Roberts: Nein, leider, habe mir den Rücken verletzt. Beim Billardspielen. Kommen Sie oft zum Laufen?

Gusenbauer: Mindestens drei-, viermal die Woche ...

STANDARD: Bleiben wir beim Aufwärmen, Sie trafen einander erst einmal. Bitte um Gedankensprünge. Was fällt Ihnen ein zu "Kuba-Krise" ?

Roberts: 1963, Kennedy und Chrustschow. Und 2006, wie die Bawag ihre Beziehungskrise mit kubanischen Kunden meisterte.

Gusenbauer: Raketenstationierungspläne 1963. Heutige Krise, in der es um den Übergang nach den Castros geht. 2009 wird 50 Jahre kubanische Revolution gefeiert, vielleicht wird das der Beginn der Transformation. Und ich denke daran, wie Kuba die enormen Folgen der Hurrikans überstehen kann.

STANDARD: "Kronen Zeitung" ?

Gusenbauer: Die erfolgreichste Zeitung der Welt. Es gibt kein Land in der freien Welt, in dem eine Zeitung im Verhältnis zu seiner Bevölkerung so viele Leser erreicht.
Roberts: Extrem hohe Reichweite, besonders 50- bis 60-Jährige.

STANDARD: "Leserbrief" ?

Roberts: Nie einen geschrieben. Lese sie aber, weil man erfährt, wie die Leute über Politik denken.

Gusenbauer: Ich habe schon einige geschrieben, nicht nur diesen einen an die Kronen Zeitung. Leserbriefe sind Teil moderner politischer Kommunikation.

STANDARD: "Penthouse" ?

Roberts: Nie eines gehabt.

Gusenbauer: Würde nie eines haben wollen.

STANDARD: "Weltspartag" ?

Roberts: International früher sehr wichtig für die Kundenbeziehung. Einzigartig, dass er in Österreich noch so gefeiert wird.

Gusenbauer: Immer noch wichtig. Andere Länder wären glücklich, hätten sie Sparquoten wie wir.
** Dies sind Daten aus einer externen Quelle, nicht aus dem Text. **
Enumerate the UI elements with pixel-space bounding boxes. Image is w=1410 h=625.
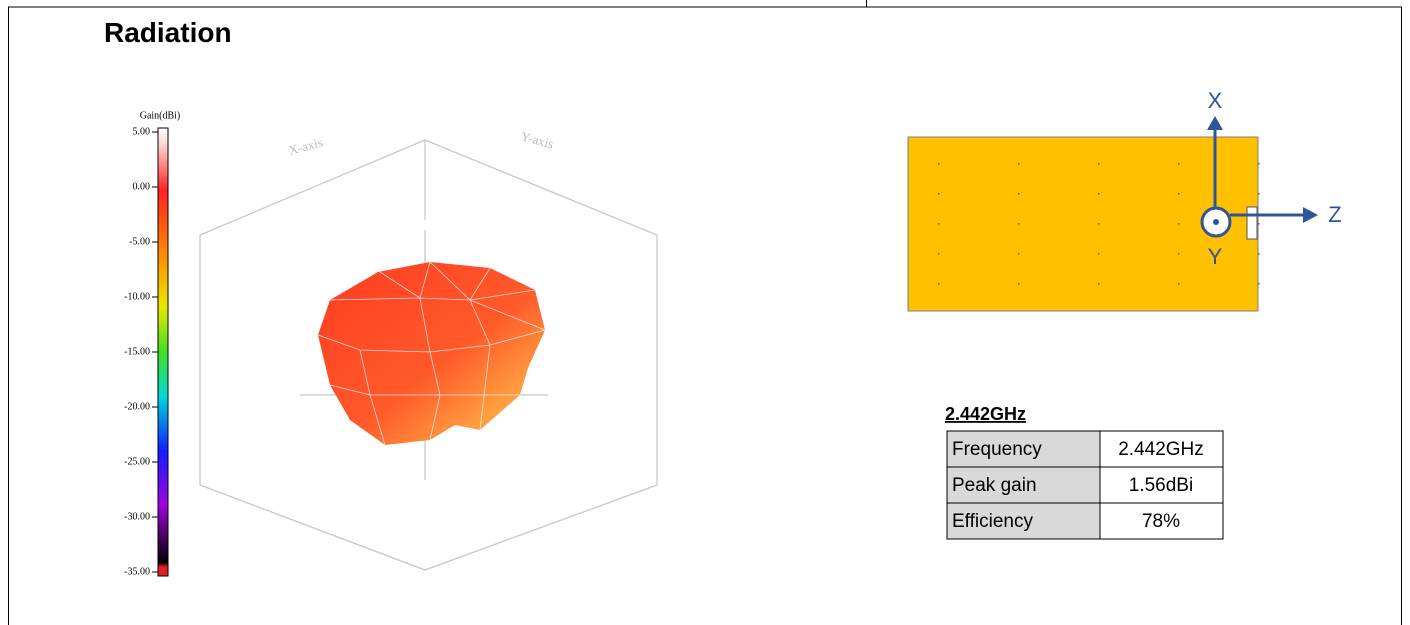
tick-label: 5.00	[133, 126, 151, 137]
colorbar-label: Gain(dBi)	[140, 110, 181, 121]
grid-dot	[1258, 193, 1260, 195]
radiation-pattern	[317, 261, 546, 446]
frame	[8, 0, 1402, 625]
cell-label: Peak gain	[952, 475, 1037, 496]
value-cell	[1099, 430, 1224, 468]
label-cell	[946, 466, 1101, 504]
grid-dot	[938, 163, 940, 165]
grid-dot	[1098, 283, 1100, 285]
grid-dot	[938, 253, 940, 255]
grid-dot	[1178, 223, 1180, 225]
grid-dot	[1018, 223, 1020, 225]
cell-label: Frequency	[952, 439, 1042, 460]
axis-label: X-axis	[287, 134, 324, 157]
grid-dot	[1178, 163, 1180, 165]
table-title: 2.442GHz	[945, 404, 1026, 424]
tick-label: -25.00	[124, 456, 150, 467]
axes-diagram	[1200, 116, 1318, 238]
board-grid	[938, 163, 1260, 285]
grid-dot	[1258, 283, 1260, 285]
value-cell	[1099, 502, 1224, 540]
cell-value: 78%	[1142, 511, 1180, 532]
label-cell	[946, 502, 1101, 540]
grid-dot	[1178, 283, 1180, 285]
tick-label: 0.00	[133, 181, 151, 192]
grid-dot	[1258, 223, 1260, 225]
cell-value: 1.56dBi	[1129, 475, 1193, 496]
grid-dot	[1098, 223, 1100, 225]
title: Radiation	[104, 17, 232, 48]
cell-label: Efficiency	[952, 511, 1033, 532]
cell-value: 2.442GHz	[1118, 439, 1204, 460]
axis-x: X	[1208, 88, 1223, 113]
grid-dot	[1098, 253, 1100, 255]
grid-dot	[1098, 193, 1100, 195]
grid-dot	[1258, 253, 1260, 255]
tick-label: -20.00	[124, 401, 150, 412]
tick-label: -5.00	[129, 236, 150, 247]
grid-dot	[1098, 163, 1100, 165]
grid-dot	[938, 193, 940, 195]
value-cell	[1099, 466, 1224, 504]
tick-label: -10.00	[124, 291, 150, 302]
grid-dot	[1258, 163, 1260, 165]
grid-dot	[1178, 253, 1180, 255]
grid-dot	[1018, 253, 1020, 255]
tick-label: -35.00	[124, 566, 150, 577]
axis-z: Z	[1328, 202, 1341, 227]
grid-dot	[1018, 163, 1020, 165]
table: Frequency 2.442GHz Peak gain 1.56dBi Efficie…	[946, 430, 1224, 540]
grid-dot	[1018, 193, 1020, 195]
grid-dot	[938, 283, 940, 285]
antenna	[1246, 206, 1258, 240]
grid-dot	[1018, 283, 1020, 285]
colorbar	[157, 127, 169, 577]
axis-label: Y-axis	[519, 128, 555, 151]
grid-dot	[938, 223, 940, 225]
colorbar-ticks: 5.00 0.00 -5.00 -10.00 -15.00 -20.00 -25.00 -30…	[124, 126, 158, 577]
tick-label: -30.00	[124, 511, 150, 522]
board	[907, 136, 1259, 312]
tick-label: -15.00	[124, 346, 150, 357]
axis-y: Y	[1208, 244, 1223, 269]
grid-dot	[1178, 193, 1180, 195]
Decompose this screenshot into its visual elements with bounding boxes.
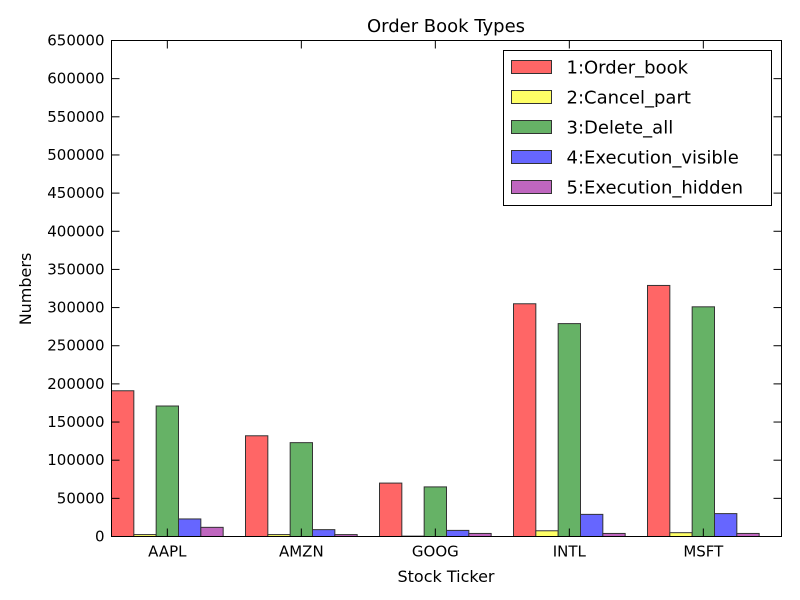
legend-label-4: 4:Execution_visible <box>567 148 739 169</box>
y-tick-label: 100000 <box>47 451 104 469</box>
bar-goog-series-1 <box>379 482 403 538</box>
y-tick-label: 500000 <box>47 146 104 164</box>
y-tick-label: 400000 <box>47 222 104 240</box>
legend-swatch-1 <box>511 60 552 74</box>
y-tick-label: 200000 <box>47 375 104 393</box>
x-tick-label: AMZN <box>279 543 324 561</box>
bars-layer <box>111 284 760 538</box>
bar-aapl-series-3 <box>155 405 180 538</box>
y-axis-title: Numbers <box>16 253 35 326</box>
legend-swatch-3 <box>511 120 552 134</box>
x-tick-label: MSFT <box>683 543 724 561</box>
bar-msft-series-1 <box>647 284 671 537</box>
bar-intl-series-4 <box>580 513 604 538</box>
x-axis-ticks: AAPL AMZN GOOG INTL MSFT <box>148 40 724 561</box>
legend-label-3: 3:Delete_all <box>567 118 674 139</box>
y-tick-label: 150000 <box>47 413 104 431</box>
y-tick-label: 300000 <box>47 299 104 317</box>
x-tick-label: INTL <box>553 543 587 561</box>
bar-aapl-series-5 <box>200 526 224 538</box>
y-tick-label: 350000 <box>47 260 104 278</box>
bar-amzn-series-3 <box>289 442 313 537</box>
bar-amzn-series-4 <box>312 529 336 538</box>
bar-intl-series-3 <box>557 323 582 537</box>
bar-intl-series-1 <box>513 303 537 537</box>
chart-title: Order Book Types <box>367 16 525 37</box>
x-axis-title: Stock Ticker <box>397 567 494 586</box>
bar-aapl-series-4 <box>178 518 202 537</box>
legend-swatch-5 <box>511 180 552 194</box>
bar-amzn-series-1 <box>245 435 269 537</box>
y-tick-label: 0 <box>95 528 105 546</box>
bar-intl-series-2 <box>535 530 559 537</box>
x-tick-label: AAPL <box>148 543 187 561</box>
bar-msft-series-4 <box>714 513 738 537</box>
y-tick-label: 50000 <box>57 489 105 507</box>
y-tick-label: 450000 <box>47 184 104 202</box>
legend-label-2: 2:Cancel_part <box>567 88 691 109</box>
y-tick-label: 250000 <box>47 337 104 355</box>
legend-swatch-2 <box>511 90 552 104</box>
bar-goog-series-4 <box>446 529 470 538</box>
bar-msft-series-2 <box>669 532 693 538</box>
y-tick-label: 650000 <box>47 32 104 50</box>
y-axis-ticks: 0 50000 100000 150000 200000 250000 300000 3500… <box>47 32 782 546</box>
legend-label-1: 1:Order_book <box>567 58 689 79</box>
legend-label-5: 5:Execution_hidden <box>567 178 744 199</box>
plot-frame <box>111 40 782 537</box>
legend-swatch-4 <box>511 150 552 164</box>
x-tick-label: GOOG <box>412 543 459 561</box>
y-tick-label: 600000 <box>47 70 104 88</box>
y-tick-label: 550000 <box>47 108 104 126</box>
bar-msft-series-3 <box>691 306 716 537</box>
legend: 1:Order_book 2:Cancel_part 3:Delete_all 4:E… <box>503 50 772 206</box>
bar-aapl-series-1 <box>111 390 135 538</box>
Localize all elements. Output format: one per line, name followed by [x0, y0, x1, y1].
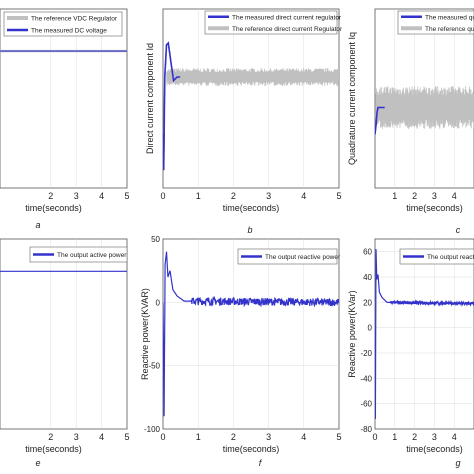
chart-panel-e: 2 3 4 5 time(seconds) The output active power…	[0, 238, 130, 468]
x-tick-label: 5	[124, 432, 129, 442]
x-tick-label: 2	[48, 191, 53, 201]
series-transient-1	[375, 106, 385, 135]
chart-panel-f: 0 1 2 3 4 5 -100 -50 0 50 time(seconds) Reactive po…	[140, 235, 342, 468]
legend-entry: The measured direct current regulator	[232, 14, 342, 21]
x-tick-label: 1	[392, 191, 397, 201]
panel-label: b	[247, 225, 252, 235]
legend-entry: The reference quadrature	[425, 26, 474, 33]
plot-area	[0, 8, 128, 189]
y-tick-label: -100	[144, 425, 161, 434]
y-tick-label: -20	[360, 349, 372, 358]
x-axis-label: time(seconds)	[25, 203, 82, 213]
legend: The output reactive power	[237, 248, 341, 265]
panel-label: g	[455, 458, 460, 468]
panel-label: e	[35, 458, 40, 468]
y-tick-label: 60	[363, 248, 372, 257]
plot-area	[162, 8, 340, 189]
x-tick-label: 2	[412, 432, 417, 442]
x-axis-label: time(seconds)	[406, 444, 463, 454]
legend-entry: The reference direct current Regulator	[232, 26, 343, 33]
plot-area	[374, 238, 474, 430]
x-tick-label: 2	[231, 191, 236, 201]
y-axis-label: Reactive power(KVar)	[347, 290, 357, 377]
y-axis-label: Reactive power(KVAR)	[140, 288, 150, 380]
legend-entry: The output active power	[57, 252, 127, 259]
plot-area	[162, 238, 340, 430]
x-tick-label: 3	[74, 432, 79, 442]
series-band-2	[375, 85, 474, 129]
panel-label: a	[35, 220, 40, 230]
y-axis-label: Direct current component Id	[145, 43, 155, 154]
y-tick-label: 40	[363, 273, 372, 282]
x-tick-label: 0	[160, 432, 165, 442]
x-tick-label: 5	[336, 432, 341, 442]
x-axis-label: time(seconds)	[406, 203, 463, 213]
legend: The measured direct current regulator The…	[204, 10, 343, 35]
grid	[50, 9, 102, 188]
x-tick-label: 1	[392, 432, 397, 442]
series-line-1	[163, 251, 339, 417]
legend: The measured quadrature The reference qua…	[397, 10, 474, 35]
x-tick-label: 3	[74, 191, 79, 201]
panel-label: f	[259, 458, 263, 468]
x-tick-label: 4	[301, 191, 306, 201]
y-tick-label: -50	[148, 362, 160, 371]
legend-entry: The reference VDC Regulator	[31, 16, 118, 23]
x-tick-label: 4	[452, 432, 457, 442]
x-tick-label: 0	[372, 432, 377, 442]
y-tick-label: 0	[368, 324, 373, 333]
x-axis-label: time(seconds)	[25, 444, 82, 454]
x-tick-label: 3	[432, 432, 437, 442]
x-tick-label: 4	[99, 432, 104, 442]
legend-entry: The measured quadrature	[425, 14, 474, 21]
x-tick-label: 3	[266, 191, 271, 201]
x-tick-label: 1	[196, 432, 201, 442]
x-tick-label: 2	[48, 432, 53, 442]
panel-label: c	[456, 225, 461, 235]
chart-panel-g: 0 1 2 3 4 -80 -60 -40 -20 0 20 40 60 time(seconds) Rea…	[347, 238, 474, 468]
x-tick-label: 3	[266, 432, 271, 442]
y-tick-label: 50	[151, 235, 160, 244]
legend: The reference VDC Regulator The measured …	[3, 11, 123, 37]
x-tick-label: 4	[99, 191, 104, 201]
x-axis-label: time(seconds)	[223, 444, 280, 454]
y-tick-label: -80	[360, 425, 372, 434]
x-tick-label: 2	[412, 191, 417, 201]
x-tick-label: 0	[160, 191, 165, 201]
x-tick-label: 2	[231, 432, 236, 442]
legend: The output reactive	[399, 248, 474, 265]
grid	[375, 239, 474, 429]
y-tick-label: -60	[360, 400, 372, 409]
x-tick-label: 1	[196, 191, 201, 201]
grid	[197, 9, 305, 188]
y-tick-label: 0	[156, 298, 161, 307]
chart-panel-a: 2 3 4 5 time(seconds) The reference VDC Regul…	[0, 8, 130, 230]
series-line-1	[375, 249, 474, 419]
x-tick-label: 4	[452, 191, 457, 201]
legend: The output active power	[29, 246, 128, 263]
x-tick-label: 3	[432, 191, 437, 201]
series-transient-1	[163, 41, 181, 171]
y-tick-label: -40	[360, 374, 372, 383]
x-tick-label: 5	[336, 191, 341, 201]
grid	[50, 239, 102, 429]
chart-panel-b: 0 1 2 3 4 5 time(seconds) Direct current compon…	[145, 8, 343, 235]
chart-panel-c: 1 2 3 4 time(seconds) Quadrature current comp…	[347, 8, 474, 235]
y-axis-label: Quadrature current component Iq	[347, 32, 357, 165]
legend-entry: The output reactive	[427, 254, 474, 261]
x-tick-label: 5	[124, 191, 129, 201]
series-band-2	[166, 68, 339, 86]
x-axis-label: time(seconds)	[223, 203, 280, 213]
legend-entry: The measured DC voltage	[31, 28, 107, 35]
plot-area	[0, 238, 128, 430]
y-tick-label: 20	[363, 298, 372, 307]
legend-entry: The output reactive power	[265, 254, 341, 261]
x-tick-label: 4	[301, 432, 306, 442]
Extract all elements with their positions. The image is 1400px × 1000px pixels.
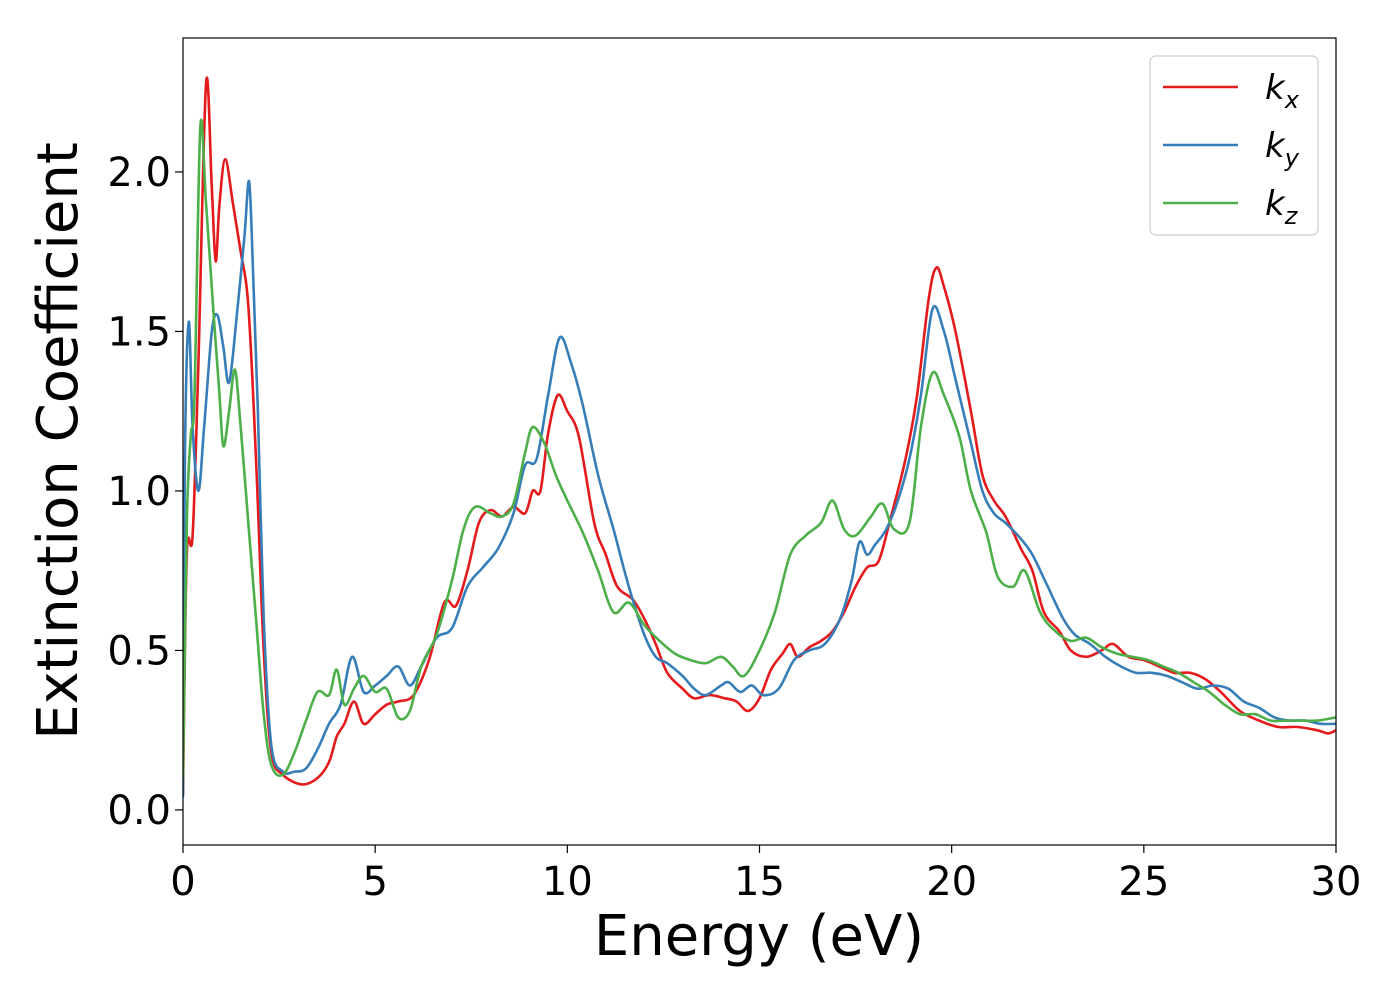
y-tick-label: 1.5 <box>107 309 171 355</box>
y-axis: 0.0 0.5 1.0 1.5 2.0 <box>107 150 183 834</box>
y-tick-label: 0.5 <box>107 628 171 674</box>
series-line-kz <box>183 118 1336 779</box>
legend-label-ky: ky <box>1265 126 1300 172</box>
y-tick-label: 1.0 <box>107 469 171 515</box>
x-tick-label: 10 <box>542 859 593 905</box>
y-tick-label: 0.0 <box>107 788 171 834</box>
x-tick-label: 15 <box>734 859 785 905</box>
x-tick-label: 5 <box>362 859 387 905</box>
series-line-ky <box>183 179 1336 798</box>
series-layer <box>183 76 1336 798</box>
legend-label-kx: kx <box>1265 68 1300 114</box>
x-tick-label: 0 <box>170 859 195 905</box>
series-line-kx <box>183 76 1336 795</box>
x-tick-label: 20 <box>926 859 977 905</box>
y-tick-label: 2.0 <box>107 150 171 196</box>
legend-label-kz: kz <box>1265 184 1299 230</box>
legend: kx ky kz <box>1149 55 1319 236</box>
x-axis-label: Energy (eV) <box>594 904 924 969</box>
y-axis-label: Extinction Coefficient <box>26 142 91 740</box>
x-tick-label: 30 <box>1311 859 1362 905</box>
x-axis: 0 5 10 15 20 25 30 <box>170 845 1361 905</box>
x-tick-label: 25 <box>1118 859 1169 905</box>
STANDARD: Haben Sie noch das Sparbuch, das Sie, wie Regierungskollegen, in der Bawag-Krise eröffnet haben, zur Kundenberuhigung?

Gusenbauer: Natürlich. Ich bin ein sehr konservativer Sparer.

STANDARD: Wie viel haben Sie eingezahlt?

Gusenbauer: 2000 Euro.

STANDARD: Nicht sehr mutig: Wäre die Bawag pleitegegangen, hätte die Einlagensicherung bis zu 20.000 Euro je Sparbuch abgedeckt.

Gusenbauer: Schon, aber damit hatte das nichts zu tun. Ich hatte einfach nicht mehr Bares.

STANDARD: Oje.

Gusenbauer: Normale Leute wie wir können nur einen Teil ihres Einkommens sparen. Die Sparquote bei uns liegt bei mehr als zehn Prozent.Und 2000 Euro sind mehr als zehn Prozent meines monatlichen Einkommens. Viel mehr.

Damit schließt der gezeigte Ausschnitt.